A Ray comments on Musings on the Speed Prior

A Ray 4 Mar 2022 22:37 UTC
LW: 8 AF: 5
AF
I think there’s a lot going on with your equivocating the speed prior over circuits w/ a speed prior over programs.
I think a lot of the ideas in this direction are either confused by the difference between circuit priors and program priors, or at least treating them as equivalent. Unfortunately a lot of this is vague until you start specifying the domain of model. I think specifying this more clearly will help communicating about these ideas. To start with this myself, when I talk about circuit induction, I’m talking about things that look like large randomly initialized bayes nets (or deep neural networks).
Program Induction Priors are bad: I would claim that any program induction priors (simplicity prior, speed prior, others) are almost always a bad fit for developing useful intuitions about the behavior of large random bayes net machines.
Confusion between circuit induction speed prior and simplicity prior: I think your point about double descent is wrong — in particular, the speed is largely unchanged in double descent experiments, since the *width* is the parameter being varied, and all deep neural networks of the same depth have approximately the same speed (unless you mean something weird by speed).
Circuit Simplicity: You give circuit-size and circuit-depth as examples of a “speed prior”, which seems pretty nonstandard, especially when describing it as “not the simplicity prior”.
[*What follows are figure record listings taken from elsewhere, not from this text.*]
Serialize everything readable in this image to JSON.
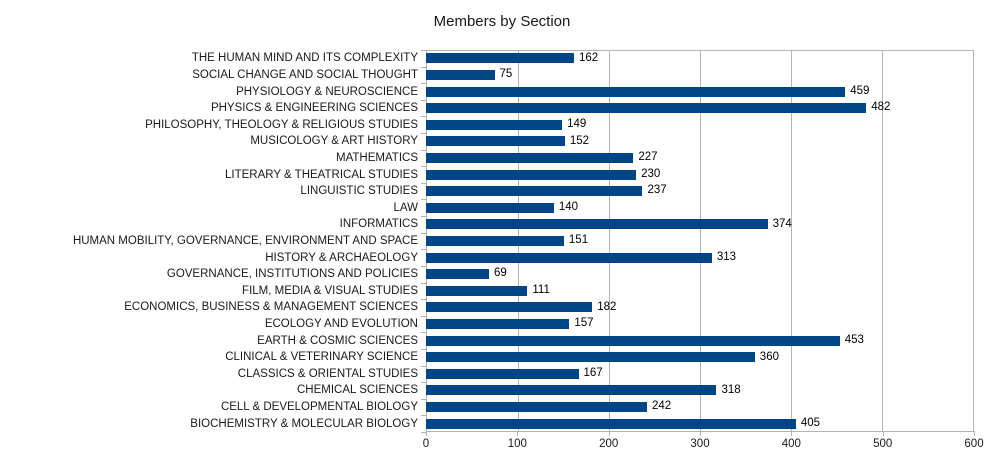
{
  "chart_data": {
    "type": "bar",
    "orientation": "horizontal",
    "title": "Members by Section",
    "categories": [
      "THE HUMAN MIND AND ITS COMPLEXITY",
      "SOCIAL CHANGE AND SOCIAL THOUGHT",
      "PHYSIOLOGY & NEUROSCIENCE",
      "PHYSICS & ENGINEERING SCIENCES",
      "PHILOSOPHY, THEOLOGY & RELIGIOUS STUDIES",
      "MUSICOLOGY & ART HISTORY",
      "MATHEMATICS",
      "LITERARY & THEATRICAL STUDIES",
      "LINGUISTIC STUDIES",
      "LAW",
      "INFORMATICS",
      "HUMAN MOBILITY, GOVERNANCE, ENVIRONMENT AND SPACE",
      "HISTORY & ARCHAEOLOGY",
      "GOVERNANCE, INSTITUTIONS AND POLICIES",
      "FILM, MEDIA & VISUAL STUDIES",
      "ECONOMICS, BUSINESS & MANAGEMENT SCIENCES",
      "ECOLOGY AND EVOLUTION",
      "EARTH & COSMIC SCIENCES",
      "CLINICAL & VETERINARY SCIENCE",
      "CLASSICS & ORIENTAL STUDIES",
      "CHEMICAL SCIENCES",
      "CELL & DEVELOPMENTAL BIOLOGY",
      "BIOCHEMISTRY & MOLECULAR BIOLOGY"
    ],
    "values": [
      162,
      75,
      459,
      482,
      149,
      152,
      227,
      230,
      237,
      140,
      374,
      151,
      313,
      69,
      111,
      182,
      157,
      453,
      360,
      167,
      318,
      242,
      405
    ],
    "xlabel": "",
    "ylabel": "",
    "xlim": [
      0,
      600
    ],
    "xticks": [
      0,
      100,
      200,
      300,
      400,
      500,
      600
    ],
    "grid": "vertical-only",
    "legend": "none",
    "value_labels": "end-of-bar",
    "colors": {
      "bar": "#004586",
      "grid": "#b3b3b3",
      "text": "#1a1a1a",
      "background": "#ffffff"
    }
  }
}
More than Speed and Simplicity: I think there are other metrics that provide interesting priors over circuits, like likelihood under some initialization distribution. In particular, I think “likelihood under the initialization distribution” is the prior that matters most, until we develop techniques that let us “hack the prior”.
Connection to Infinite-Size Neural Networks: I think research about neural networks approaching/at the infinite limit looks a lot like physics about black holes — and similarly can tell us interesting things about dynamics we should expect. In particular, for systems optimized by gradient descent, we end up with infinitesimal/nonexistent feature learning in the limit — which is interesting because all of the sub-modules/sub-circuits we start with are all we’ll ever have! This means that even if there are “simple” or “fast” circuits, if they’re not likely under the initialization distribution, then we expect they’ll have a vanishingly small effect on the output. (One way of thinking about this is in terms of the NTK, that even if we have extremely powerfully predictive modules, their predictive power will be overwhelmed by the much more common and simple features)
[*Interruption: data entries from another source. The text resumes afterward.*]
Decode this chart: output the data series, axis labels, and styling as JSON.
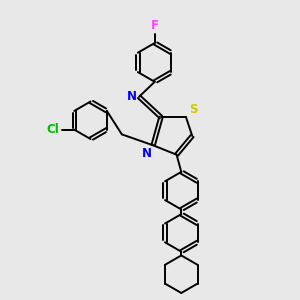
{
  "bg_color": "#e8e8e8",
  "atom_colors": {
    "N": "#0000ff",
    "S": "#cccc00",
    "F": "#ff44ff",
    "Cl": "#00bb00"
  },
  "bond_color": "#000000",
  "bond_width": 1.4,
  "dbo": 0.055
}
Hacking the Prior: Right now we don’t have a good understanding of the behavior of partially-hand coded neural networks, but I think they could serve as a new/distinct class of models (with regards to what functions are likely under the initialization distribution). Concretely, this could look like us “hand-programming” circuits or parts of neural networks, then randomly initializing the rest, and see if during training the model learns to use those programmed functions.